Friday, February 13, 2009


A Chorus of Frogs

The chorus in Aristophanes' Frogs croaks "brekekekex koax koax" (line 209 and elsewhere). For an amusing commentary, see George Horton, In Argolis (Chicago: McClurg, 1902), pp. 51-54:
Who says that ancient Greek is not spoken in this country still? Just as we emerged from the lane, I heard a chorus of voices shouting an immortal line from Aristophanes. I stopped and listened, with the same feeling of pleasure that one might experience in unexpectedly hearing the voice of an old friend in a strange land. Yes, there they were!
"Kek, kek, kek, koax!"
There was no chance to dispute the pronunciation, or to doubt for one moment its genuineness. The throats were Greek, and older than Aristophanes himself; pre-Mycenaean, pre-Pelasgian, pre-anything that the archaeologists wot of. I do not know why they said
"Kek, kek, kek, koax!"
nor what they meant by it,—whether it is a prophecy, a song, or a curse; but I do know that these voices have been repeating it, insisting upon it, chattering about it, ever since the Seven fell before Thebes,—and long ere that.

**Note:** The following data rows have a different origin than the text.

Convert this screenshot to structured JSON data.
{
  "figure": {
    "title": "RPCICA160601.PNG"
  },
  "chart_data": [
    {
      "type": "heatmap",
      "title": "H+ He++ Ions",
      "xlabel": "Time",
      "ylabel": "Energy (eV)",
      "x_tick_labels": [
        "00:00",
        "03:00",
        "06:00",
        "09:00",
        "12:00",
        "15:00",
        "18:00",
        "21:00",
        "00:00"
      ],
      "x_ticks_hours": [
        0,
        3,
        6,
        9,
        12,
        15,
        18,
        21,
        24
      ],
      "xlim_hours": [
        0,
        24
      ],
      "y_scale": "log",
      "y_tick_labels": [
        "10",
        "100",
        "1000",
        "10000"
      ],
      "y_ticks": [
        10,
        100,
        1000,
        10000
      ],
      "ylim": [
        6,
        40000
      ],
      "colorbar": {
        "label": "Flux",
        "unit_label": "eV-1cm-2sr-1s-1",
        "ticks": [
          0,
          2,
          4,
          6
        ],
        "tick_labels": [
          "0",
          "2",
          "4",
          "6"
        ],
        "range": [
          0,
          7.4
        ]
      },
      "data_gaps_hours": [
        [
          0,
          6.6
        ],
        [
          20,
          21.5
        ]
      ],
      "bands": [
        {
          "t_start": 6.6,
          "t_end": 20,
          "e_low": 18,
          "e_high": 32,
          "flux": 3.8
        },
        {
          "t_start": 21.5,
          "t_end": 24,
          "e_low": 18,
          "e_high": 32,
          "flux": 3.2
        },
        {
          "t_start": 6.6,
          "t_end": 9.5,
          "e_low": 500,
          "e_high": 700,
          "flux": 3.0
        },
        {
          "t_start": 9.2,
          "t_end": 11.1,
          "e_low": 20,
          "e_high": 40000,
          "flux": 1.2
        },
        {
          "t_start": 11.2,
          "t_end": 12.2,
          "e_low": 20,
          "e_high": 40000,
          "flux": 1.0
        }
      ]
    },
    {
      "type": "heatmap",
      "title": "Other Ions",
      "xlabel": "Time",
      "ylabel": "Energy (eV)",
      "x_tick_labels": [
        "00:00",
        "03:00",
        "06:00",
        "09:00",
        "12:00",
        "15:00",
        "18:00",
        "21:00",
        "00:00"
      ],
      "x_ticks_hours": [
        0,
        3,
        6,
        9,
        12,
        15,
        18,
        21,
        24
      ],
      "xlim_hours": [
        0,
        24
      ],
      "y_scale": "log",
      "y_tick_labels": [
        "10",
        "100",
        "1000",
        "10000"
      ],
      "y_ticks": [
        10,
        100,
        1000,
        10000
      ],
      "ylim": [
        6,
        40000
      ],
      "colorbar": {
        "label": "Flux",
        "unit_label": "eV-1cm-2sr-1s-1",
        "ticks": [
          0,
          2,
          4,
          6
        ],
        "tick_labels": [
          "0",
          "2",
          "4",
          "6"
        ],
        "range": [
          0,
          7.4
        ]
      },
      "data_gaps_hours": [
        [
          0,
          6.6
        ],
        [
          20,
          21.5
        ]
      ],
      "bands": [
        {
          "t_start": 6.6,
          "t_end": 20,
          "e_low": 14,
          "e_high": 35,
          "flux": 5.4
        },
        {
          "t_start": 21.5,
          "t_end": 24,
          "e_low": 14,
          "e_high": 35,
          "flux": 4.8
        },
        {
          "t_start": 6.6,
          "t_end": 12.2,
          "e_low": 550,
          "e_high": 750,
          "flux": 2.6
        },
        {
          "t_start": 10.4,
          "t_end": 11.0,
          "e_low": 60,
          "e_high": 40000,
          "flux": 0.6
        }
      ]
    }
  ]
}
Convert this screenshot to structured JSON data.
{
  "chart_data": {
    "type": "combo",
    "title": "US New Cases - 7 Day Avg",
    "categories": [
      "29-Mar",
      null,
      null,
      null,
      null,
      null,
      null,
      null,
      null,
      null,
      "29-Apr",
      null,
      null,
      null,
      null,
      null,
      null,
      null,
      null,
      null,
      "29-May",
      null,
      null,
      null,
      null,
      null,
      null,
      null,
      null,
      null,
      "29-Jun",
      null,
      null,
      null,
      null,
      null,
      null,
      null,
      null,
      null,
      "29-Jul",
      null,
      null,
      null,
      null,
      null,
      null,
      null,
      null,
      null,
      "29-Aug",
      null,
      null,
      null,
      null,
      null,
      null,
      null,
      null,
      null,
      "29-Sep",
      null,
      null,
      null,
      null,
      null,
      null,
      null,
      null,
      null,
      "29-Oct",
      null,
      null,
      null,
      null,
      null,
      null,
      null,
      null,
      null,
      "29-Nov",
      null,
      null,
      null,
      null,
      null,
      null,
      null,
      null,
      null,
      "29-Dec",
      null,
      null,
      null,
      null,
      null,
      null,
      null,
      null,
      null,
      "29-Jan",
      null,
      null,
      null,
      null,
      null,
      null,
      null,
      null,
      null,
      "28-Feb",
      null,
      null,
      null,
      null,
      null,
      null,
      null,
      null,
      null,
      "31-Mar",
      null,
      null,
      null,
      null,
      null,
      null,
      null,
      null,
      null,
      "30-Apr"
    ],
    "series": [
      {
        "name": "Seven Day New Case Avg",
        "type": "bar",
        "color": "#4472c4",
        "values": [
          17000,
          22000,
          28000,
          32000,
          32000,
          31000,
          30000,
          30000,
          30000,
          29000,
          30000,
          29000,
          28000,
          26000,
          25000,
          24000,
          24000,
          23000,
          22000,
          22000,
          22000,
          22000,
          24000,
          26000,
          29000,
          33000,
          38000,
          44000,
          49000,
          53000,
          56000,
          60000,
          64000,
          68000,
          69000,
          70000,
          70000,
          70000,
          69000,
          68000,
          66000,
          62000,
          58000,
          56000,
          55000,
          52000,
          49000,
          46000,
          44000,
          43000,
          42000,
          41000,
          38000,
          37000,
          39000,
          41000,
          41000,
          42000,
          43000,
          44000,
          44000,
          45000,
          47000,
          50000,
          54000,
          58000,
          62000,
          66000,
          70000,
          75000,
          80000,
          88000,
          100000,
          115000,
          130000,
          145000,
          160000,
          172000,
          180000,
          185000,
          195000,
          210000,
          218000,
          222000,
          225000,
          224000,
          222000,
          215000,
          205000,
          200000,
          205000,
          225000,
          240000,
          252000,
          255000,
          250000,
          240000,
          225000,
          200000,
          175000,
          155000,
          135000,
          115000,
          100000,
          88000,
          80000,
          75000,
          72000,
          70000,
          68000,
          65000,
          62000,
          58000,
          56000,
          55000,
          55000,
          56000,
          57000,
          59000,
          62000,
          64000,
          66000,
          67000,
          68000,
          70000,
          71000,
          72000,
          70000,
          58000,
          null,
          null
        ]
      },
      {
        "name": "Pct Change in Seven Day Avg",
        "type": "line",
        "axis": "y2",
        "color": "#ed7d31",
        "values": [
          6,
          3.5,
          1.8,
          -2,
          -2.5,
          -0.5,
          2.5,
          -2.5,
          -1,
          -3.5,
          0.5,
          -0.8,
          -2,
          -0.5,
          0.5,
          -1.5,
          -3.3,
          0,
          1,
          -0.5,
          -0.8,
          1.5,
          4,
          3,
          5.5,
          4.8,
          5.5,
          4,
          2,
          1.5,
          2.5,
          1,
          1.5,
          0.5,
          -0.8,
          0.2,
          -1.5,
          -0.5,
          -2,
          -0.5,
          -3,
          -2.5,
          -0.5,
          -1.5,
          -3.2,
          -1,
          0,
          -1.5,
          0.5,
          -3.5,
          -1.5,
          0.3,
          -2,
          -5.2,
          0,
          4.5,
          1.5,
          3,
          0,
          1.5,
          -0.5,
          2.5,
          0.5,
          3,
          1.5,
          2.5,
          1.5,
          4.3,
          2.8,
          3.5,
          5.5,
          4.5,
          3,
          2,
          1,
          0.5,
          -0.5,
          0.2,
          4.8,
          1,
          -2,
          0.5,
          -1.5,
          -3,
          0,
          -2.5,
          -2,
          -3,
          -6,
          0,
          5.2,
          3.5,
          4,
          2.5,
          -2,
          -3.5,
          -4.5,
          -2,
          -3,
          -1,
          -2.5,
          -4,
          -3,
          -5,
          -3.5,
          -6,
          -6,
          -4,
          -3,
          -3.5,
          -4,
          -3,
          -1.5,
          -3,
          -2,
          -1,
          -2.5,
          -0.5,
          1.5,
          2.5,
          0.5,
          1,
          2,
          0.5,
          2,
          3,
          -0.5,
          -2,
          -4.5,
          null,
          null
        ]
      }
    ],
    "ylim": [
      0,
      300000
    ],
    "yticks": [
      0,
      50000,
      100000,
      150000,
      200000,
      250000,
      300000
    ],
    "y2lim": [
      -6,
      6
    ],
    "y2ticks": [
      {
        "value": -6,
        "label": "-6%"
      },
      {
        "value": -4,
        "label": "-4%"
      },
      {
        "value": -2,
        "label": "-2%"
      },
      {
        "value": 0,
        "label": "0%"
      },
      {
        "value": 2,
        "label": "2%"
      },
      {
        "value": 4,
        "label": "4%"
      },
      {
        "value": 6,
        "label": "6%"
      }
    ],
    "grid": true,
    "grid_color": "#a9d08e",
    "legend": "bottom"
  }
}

I crept through the tall wheat to the shaft of an old well, and peeped down. Half a dozen feet below me, three or four frogs were floating buoyantly, their hind legs trailing listlessly behind them, their heads raised to the sky. Even as I looked, one of them began his "Kek, kek, kek" and two or three interrupted him with a In raucous and derisive "Koax!"

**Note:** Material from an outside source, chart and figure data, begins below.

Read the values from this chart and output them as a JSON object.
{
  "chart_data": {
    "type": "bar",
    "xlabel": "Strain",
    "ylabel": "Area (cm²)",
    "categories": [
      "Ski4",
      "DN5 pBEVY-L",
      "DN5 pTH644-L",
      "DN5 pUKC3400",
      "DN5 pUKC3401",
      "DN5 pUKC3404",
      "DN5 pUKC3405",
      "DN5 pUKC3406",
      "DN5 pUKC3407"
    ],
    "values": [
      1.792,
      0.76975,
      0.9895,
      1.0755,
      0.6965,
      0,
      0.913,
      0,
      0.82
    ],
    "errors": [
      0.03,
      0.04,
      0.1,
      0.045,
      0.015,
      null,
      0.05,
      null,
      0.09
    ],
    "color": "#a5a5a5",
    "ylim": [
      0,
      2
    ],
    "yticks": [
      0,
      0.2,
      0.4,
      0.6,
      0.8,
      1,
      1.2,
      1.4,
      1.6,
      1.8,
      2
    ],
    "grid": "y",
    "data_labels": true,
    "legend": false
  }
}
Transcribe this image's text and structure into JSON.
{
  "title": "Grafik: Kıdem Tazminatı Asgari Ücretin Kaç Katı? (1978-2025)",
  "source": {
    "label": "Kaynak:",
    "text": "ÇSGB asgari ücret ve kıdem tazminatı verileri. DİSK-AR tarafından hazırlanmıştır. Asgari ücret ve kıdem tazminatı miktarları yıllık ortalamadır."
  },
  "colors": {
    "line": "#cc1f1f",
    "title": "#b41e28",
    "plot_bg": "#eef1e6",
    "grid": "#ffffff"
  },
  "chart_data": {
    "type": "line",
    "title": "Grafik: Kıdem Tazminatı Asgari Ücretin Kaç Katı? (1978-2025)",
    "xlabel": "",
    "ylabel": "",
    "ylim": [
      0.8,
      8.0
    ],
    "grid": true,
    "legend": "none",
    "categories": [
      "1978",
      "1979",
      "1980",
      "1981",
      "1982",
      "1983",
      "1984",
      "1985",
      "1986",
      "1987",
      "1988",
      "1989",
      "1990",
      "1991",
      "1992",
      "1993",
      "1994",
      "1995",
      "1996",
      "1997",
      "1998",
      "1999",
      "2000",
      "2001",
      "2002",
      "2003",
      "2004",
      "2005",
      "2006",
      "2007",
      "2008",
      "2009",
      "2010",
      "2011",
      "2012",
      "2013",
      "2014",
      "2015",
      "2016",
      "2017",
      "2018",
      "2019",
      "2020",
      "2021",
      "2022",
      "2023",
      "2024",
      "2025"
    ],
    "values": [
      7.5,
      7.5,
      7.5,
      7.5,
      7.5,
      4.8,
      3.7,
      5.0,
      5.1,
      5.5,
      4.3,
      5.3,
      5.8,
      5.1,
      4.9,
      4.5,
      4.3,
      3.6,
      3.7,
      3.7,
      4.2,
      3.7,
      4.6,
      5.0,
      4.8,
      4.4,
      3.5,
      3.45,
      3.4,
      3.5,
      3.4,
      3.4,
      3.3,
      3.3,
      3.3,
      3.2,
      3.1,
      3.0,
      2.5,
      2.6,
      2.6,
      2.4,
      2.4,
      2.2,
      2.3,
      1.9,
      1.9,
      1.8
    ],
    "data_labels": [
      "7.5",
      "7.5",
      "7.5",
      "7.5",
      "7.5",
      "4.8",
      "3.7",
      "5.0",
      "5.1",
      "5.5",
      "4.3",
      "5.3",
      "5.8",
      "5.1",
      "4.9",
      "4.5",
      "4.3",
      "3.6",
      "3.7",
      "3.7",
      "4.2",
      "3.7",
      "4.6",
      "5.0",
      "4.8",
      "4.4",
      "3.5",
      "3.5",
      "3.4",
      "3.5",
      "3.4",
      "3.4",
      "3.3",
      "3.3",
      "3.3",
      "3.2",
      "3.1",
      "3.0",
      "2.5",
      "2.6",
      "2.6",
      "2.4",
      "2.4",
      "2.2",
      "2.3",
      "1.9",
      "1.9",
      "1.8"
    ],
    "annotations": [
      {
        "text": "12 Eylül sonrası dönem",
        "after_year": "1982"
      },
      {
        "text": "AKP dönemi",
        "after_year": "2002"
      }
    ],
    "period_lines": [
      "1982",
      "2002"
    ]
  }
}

I looked sharply into their big bulging eyes, and I fancied I detected there a faint gleam of amusement, perhaps of derision. If so, I think I understood. At any rate, I have stuck pretty faithfully to my Greek for a layman, and perhaps I am entitled to an opinion.

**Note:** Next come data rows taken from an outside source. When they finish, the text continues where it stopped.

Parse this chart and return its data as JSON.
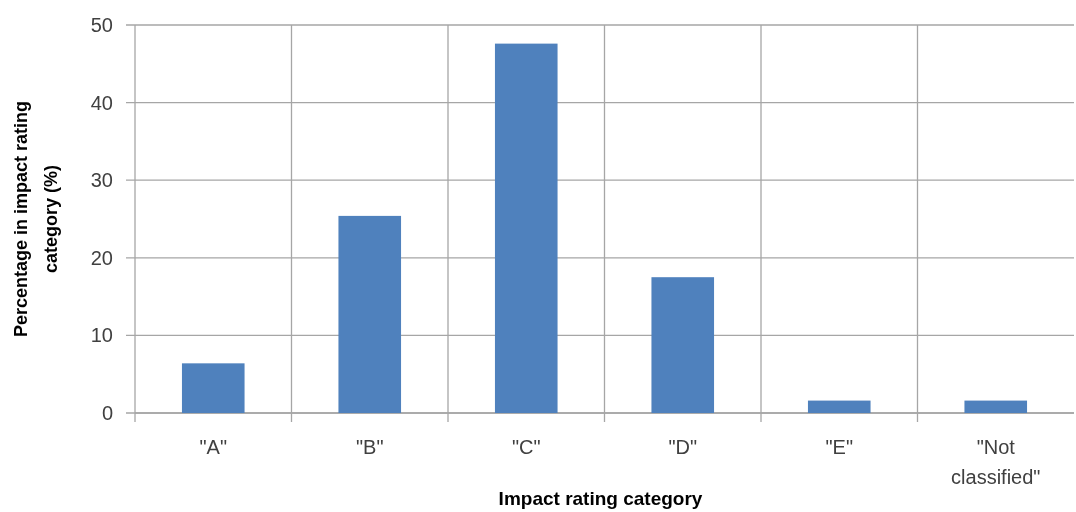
{
  "chart_data": {
    "type": "bar",
    "xlabel": "Impact rating category",
    "ylabel": "Percentage in impact rating category (%)",
    "categories": [
      "\"A\"",
      "\"B\"",
      "\"C\"",
      "\"D\"",
      "\"E\"",
      "\"Not classified\""
    ],
    "values": [
      6.4,
      25.4,
      47.6,
      17.5,
      1.6,
      1.6
    ],
    "color": "#4f81bd",
    "ylim": [
      0,
      50
    ],
    "yticks": [
      0,
      10,
      20,
      30,
      40,
      50
    ],
    "grid": true
  }
}
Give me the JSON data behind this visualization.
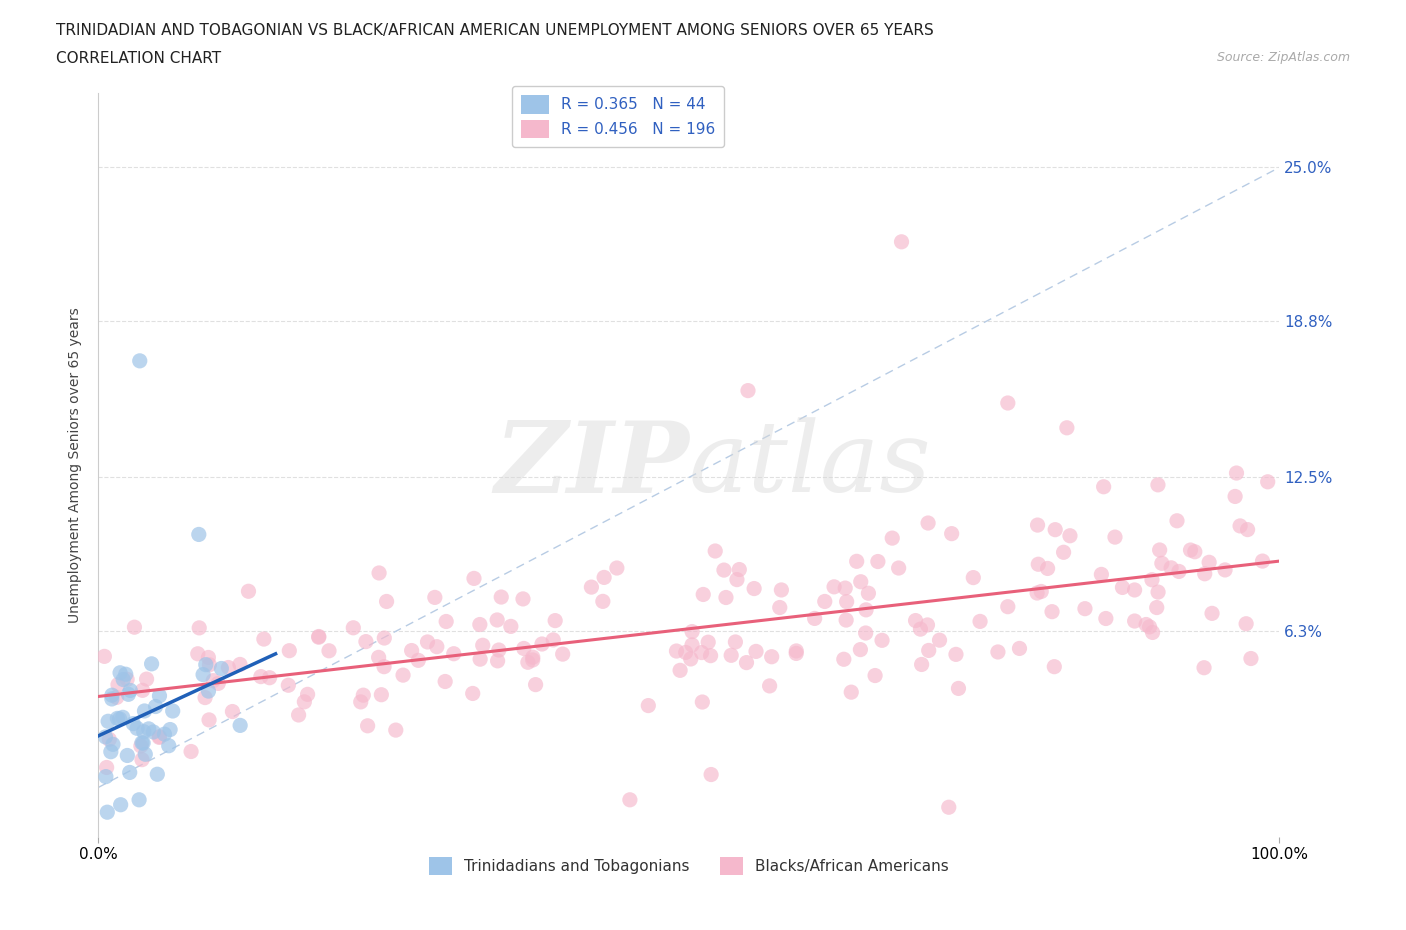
{
  "title_line1": "TRINIDADIAN AND TOBAGONIAN VS BLACK/AFRICAN AMERICAN UNEMPLOYMENT AMONG SENIORS OVER 65 YEARS",
  "title_line2": "CORRELATION CHART",
  "source": "Source: ZipAtlas.com",
  "ylabel": "Unemployment Among Seniors over 65 years",
  "xlim": [
    0,
    100
  ],
  "ylim": [
    -2,
    28
  ],
  "yticks": [
    0,
    6.3,
    12.5,
    18.8,
    25.0
  ],
  "ytick_labels_right": [
    "",
    "6.3%",
    "12.5%",
    "18.8%",
    "25.0%"
  ],
  "xticks": [
    0,
    100
  ],
  "xtick_labels": [
    "0.0%",
    "100.0%"
  ],
  "legend_label_blue": "R = 0.365   N = 44",
  "legend_label_pink": "R = 0.456   N = 196",
  "legend_group_blue": "Trinidadians and Tobagonians",
  "legend_group_pink": "Blacks/African Americans",
  "title_fontsize": 11,
  "source_fontsize": 9,
  "axis_label_fontsize": 10,
  "tick_fontsize": 11,
  "legend_fontsize": 11,
  "watermark": "ZIPatlas",
  "blue_scatter_color": "#9ec4e8",
  "pink_scatter_color": "#f5b8cc",
  "blue_line_color": "#2060b8",
  "pink_line_color": "#e8607a",
  "diag_line_color": "#b8cce4",
  "legend_r_color": "#3060c0",
  "N_blue": 44,
  "N_pink": 196,
  "seed": 42
}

There they were, in a marsh or a puddle, while tall Achilles was driving his maddened horses about Troy and the limp corse of beautiful Hector bounded through the dust, and they knew that a coward's arrow would smite him in the heel; there they were when proud King Agamemnon walked to his palace-gates on carpets, lest the earth defile his victorious feet, and they knew that he was a cuckold and that a shameful death awaited him within; there they were while Pericles and Phidias were supreme in Athens, and they knew that the most of those divine works of art would melt away in barbarian or Christian lime-kilns, and that a Venetian bomb would wreck the Parthenon; there they were when Aeschylus was fighting with the Greek navy at Salamis, and they knew that the filthy Turk would defile the soil of Hellas with slavery and moral degradation for hundreds of years. Argolis And they looked on all the time out of bulging, humorous eyes, and cried—
"Kek, kek, kek, koax!"
Away with your Pindars, your Miltons, your Tennysons, your Gibbons, your Ciceros, your Websters! We take ourselves too seriously, we mortals, with our little ephemeral dynasties, religions, civilizations! The voice of the frogs outlives them all; and what other voice so expressively sums up the whole matter as these that cry
"Kek, kek, kek, koax!"
Update: Thanks to Fran Manushkin for drawing my attention to the Stephen Sondheim musical The Frogs, which has a clever version of the frogs' chorus.